Officers are understood to be examining whether the British comedian committed a criminal offence under the Defamation Act when he appeared on RTE in 2015.
Fry had asked why he should “respect a capricious, mean-minded, stupid god who creates a world…. full of injustice”.
He later said he was not “offensive towards any particular religion”.
According to a report in the Irish Independent newspaper, no publicised cases of blasphemy have been brought before the courts since the law was introduced in 2009 and a source said it was “highly unlikely” that a prosecution against Fry would take place.
25,000 euros fine
Appearing on The Meaning of Life, hosted by Gay Byrne, in February 2015, Fry had been asked what he might say to God at the gates of heaven.
Fry said: “How dare you create a world in which there is such misery? It’s not our fault? It’s not right. It’s utterly, utterly evil. Why should I respect a capricious, mean-minded, stupid god who creates a world which is so full of injustice and pain?”
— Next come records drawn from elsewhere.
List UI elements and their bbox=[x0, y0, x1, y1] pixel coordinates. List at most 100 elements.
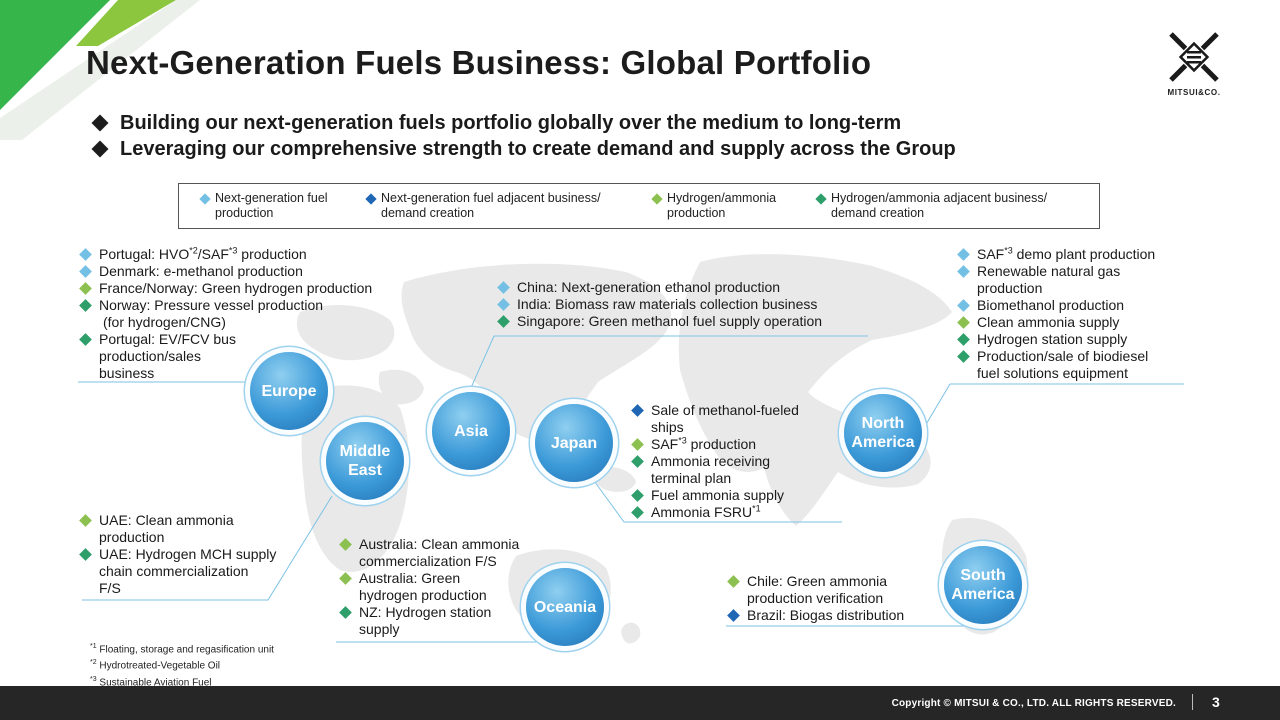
region-north-america: North America bbox=[844, 394, 922, 472]
item-text: Singapore: Green methanol fuel supply op… bbox=[517, 313, 823, 329]
item-text: Fuel ammonia supply bbox=[651, 487, 785, 503]
copyright-text: Copyright © MITSUI & CO., LTD. ALL RIGHT… bbox=[891, 698, 1176, 709]
item-text: France/Norway: Green hydrogen production bbox=[99, 280, 373, 296]
legend-label: Hydrogen/ammonia adjacent business/ bbox=[831, 191, 1048, 205]
key-message: Building our next-generation fuels portf… bbox=[91, 110, 956, 136]
page-number: 3 bbox=[1212, 694, 1220, 710]
dark-green-diamond-icon bbox=[957, 333, 970, 346]
list-item: Ammonia receiving terminal plan bbox=[630, 453, 799, 487]
footnote-ref: *1 bbox=[752, 503, 761, 514]
item-text: commercialization F/S bbox=[359, 553, 497, 569]
list-item: Portugal: HVO*2/SAF*3 production bbox=[78, 246, 372, 263]
item-text: Clean ammonia supply bbox=[977, 314, 1120, 330]
item-text: supply bbox=[359, 621, 400, 637]
region-label: Europe bbox=[261, 382, 317, 400]
light-green-diamond-icon bbox=[79, 514, 92, 527]
legend-label: demand creation bbox=[381, 206, 475, 220]
list-item: Hydrogen station supply bbox=[956, 331, 1155, 348]
light-blue-diamond-icon bbox=[497, 298, 510, 311]
item-text: production verification bbox=[747, 590, 884, 606]
list-item: France/Norway: Green hydrogen production bbox=[78, 280, 372, 297]
light-blue-diamond-icon bbox=[79, 265, 92, 278]
item-text: Renewable natural gas bbox=[977, 263, 1121, 279]
list-item: SAF*3 production bbox=[630, 436, 799, 453]
light-green-diamond-icon bbox=[957, 316, 970, 329]
item-text: Production/sale of biodiesel bbox=[977, 348, 1149, 364]
item-text: Sale of methanol-fueled bbox=[651, 402, 799, 418]
item-text: China: Next-generation ethanol productio… bbox=[517, 279, 781, 295]
item-text: production/sales bbox=[99, 348, 201, 364]
footnotes: *1 Floating, storage and regasification … bbox=[90, 640, 274, 689]
page-title: Next-Generation Fuels Business: Global P… bbox=[86, 44, 872, 81]
list-item: Australia: Green hydrogen production bbox=[338, 570, 519, 604]
dark-green-diamond-icon bbox=[497, 315, 510, 328]
region-label: North bbox=[861, 415, 905, 432]
oceania-projects: Australia: Clean ammonia commercializatio… bbox=[338, 536, 519, 638]
list-item: UAE: Hydrogen MCH supply chain commercial… bbox=[78, 546, 276, 597]
region-oceania: Oceania bbox=[526, 568, 604, 646]
region-label: Oceania bbox=[533, 598, 597, 616]
footnote: *1 Floating, storage and regasification … bbox=[90, 640, 274, 656]
key-message: Leveraging our comprehensive strength to… bbox=[91, 136, 956, 162]
list-item: Clean ammonia supply bbox=[956, 314, 1155, 331]
list-item: Ammonia FSRU*1 bbox=[630, 504, 799, 521]
item-text: UAE: Clean ammonia bbox=[99, 512, 234, 528]
item-text: Portugal: HVO bbox=[99, 246, 190, 262]
company-logo: MITSUI&CO. bbox=[1158, 28, 1230, 97]
item-text: Hydrogen station supply bbox=[977, 331, 1128, 347]
footnote-mark: *3 bbox=[90, 675, 97, 683]
footnote-ref: *2 bbox=[189, 245, 198, 256]
list-item: Singapore: Green methanol fuel supply op… bbox=[496, 313, 822, 330]
asia-projects: China: Next-generation ethanol productio… bbox=[496, 279, 822, 330]
item-text: F/S bbox=[99, 580, 121, 596]
legend-item-next-gen-fuel-adjacent: Next-generation fuel adjacent business/d… bbox=[365, 191, 653, 221]
item-text: production bbox=[977, 280, 1043, 296]
item-text: fuel solutions equipment bbox=[977, 365, 1128, 381]
dark-blue-diamond-icon bbox=[631, 404, 644, 417]
key-message-text: Leveraging our comprehensive strength to… bbox=[120, 138, 956, 160]
item-text: production bbox=[99, 529, 165, 545]
legend-item-hydrogen-ammonia-adjacent: Hydrogen/ammonia adjacent business/deman… bbox=[815, 191, 1087, 221]
region-label: America bbox=[851, 434, 915, 451]
list-item: China: Next-generation ethanol productio… bbox=[496, 279, 822, 296]
list-item: Portugal: EV/FCV bus production/sales busi… bbox=[78, 331, 372, 382]
region-south-america: South America bbox=[944, 546, 1022, 624]
footnote-mark: *2 bbox=[90, 659, 97, 667]
middle-east-projects: UAE: Clean ammonia production UAE: Hydrog… bbox=[78, 512, 276, 597]
item-text: Denmark: e-methanol production bbox=[99, 263, 303, 279]
item-text: ships bbox=[651, 419, 684, 435]
mitsui-logo-icon bbox=[1169, 32, 1219, 82]
footnote-ref: *3 bbox=[678, 435, 687, 446]
key-messages: Building our next-generation fuels portf… bbox=[91, 110, 956, 162]
list-item: SAF*3 demo plant production bbox=[956, 246, 1155, 263]
logo-text: MITSUI&CO. bbox=[1167, 88, 1221, 97]
dark-green-diamond-icon bbox=[79, 299, 92, 312]
north-america-projects: SAF*3 demo plant production Renewable na… bbox=[956, 246, 1155, 382]
dark-blue-diamond-icon bbox=[727, 609, 740, 622]
legend-item-next-gen-fuel-production: Next-generation fuel production bbox=[199, 191, 367, 221]
region-japan: Japan bbox=[535, 404, 613, 482]
item-text: SAF bbox=[651, 436, 679, 452]
south-america-projects: Chile: Green ammonia production verificat… bbox=[726, 573, 904, 624]
item-text: production bbox=[686, 436, 757, 452]
dark-green-diamond-icon bbox=[631, 489, 644, 502]
item-text: UAE: Hydrogen MCH supply bbox=[99, 546, 277, 562]
region-label: Japan bbox=[550, 434, 598, 452]
list-item: Brazil: Biogas distribution bbox=[726, 607, 904, 624]
footnote-mark: *1 bbox=[90, 643, 97, 650]
list-item: Australia: Clean ammonia commercializatio… bbox=[338, 536, 519, 570]
footnote-ref: *3 bbox=[1004, 245, 1013, 256]
legend-label: demand creation bbox=[831, 206, 925, 220]
legend: Next-generation fuel production Next-gene… bbox=[178, 183, 1100, 229]
footnote-ref: *3 bbox=[228, 245, 238, 256]
footnote-text: Floating, storage and regasification uni… bbox=[96, 644, 274, 656]
footnote: *3 Sustainable Aviation Fuel bbox=[90, 673, 274, 689]
list-item: Biomethanol production bbox=[956, 297, 1155, 314]
list-item: Renewable natural gas production bbox=[956, 263, 1155, 297]
footer-bar: Copyright © MITSUI & CO., LTD. ALL RIGHT… bbox=[0, 686, 1280, 720]
list-item: UAE: Clean ammonia production bbox=[78, 512, 276, 546]
footer-divider bbox=[1192, 694, 1193, 710]
list-item: Production/sale of biodiesel fuel solutio… bbox=[956, 348, 1155, 382]
dark-green-diamond-icon bbox=[79, 548, 92, 561]
light-blue-diamond-icon bbox=[497, 281, 510, 294]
He went on to say that Greek gods “didn’t present themselves as being all seeing, all wise, all beneficent”, adding “the god who created this universe, if it was created by god, is quite clearly a maniac, an utter maniac, totally selfish”.
The Irish Independent reported a member of the public made a complaint to police in Ennis in the same month the programme was broadcast. He was recently contacted by a detective to say they were looking into his complaint.
The viewer was not said to be offended himself but believed Fry’s comments qualified as blasphemy under the law, which carries a maximum penalty of a fine of 25,000 euros (£22,000).
The law prohibits people from publishing or uttering “matter that is grossly abusive or insulting in relation to matters held sacred by any religion, thereby causing outrage among a substantial number of the adherents of that religion”.
The government said at the time it was needed because the republic’s 1937 constitution gives only Christians legal protection of their beliefs.
Fry’s representatives have been contacted for a comment.
Speaking to the BBC in 2015, Fry said he had been “absolutely astonished” by some of the reaction on social media to what he had said on the show.
He said: “I don’t think I mentioned once any particular religion and I certainly didn’t intend, and in fact I know I didn’t say anything offensive towards any particular religion.”
A police spokeswoman told the BBC: “We are not commenting on an ongoing investigation.”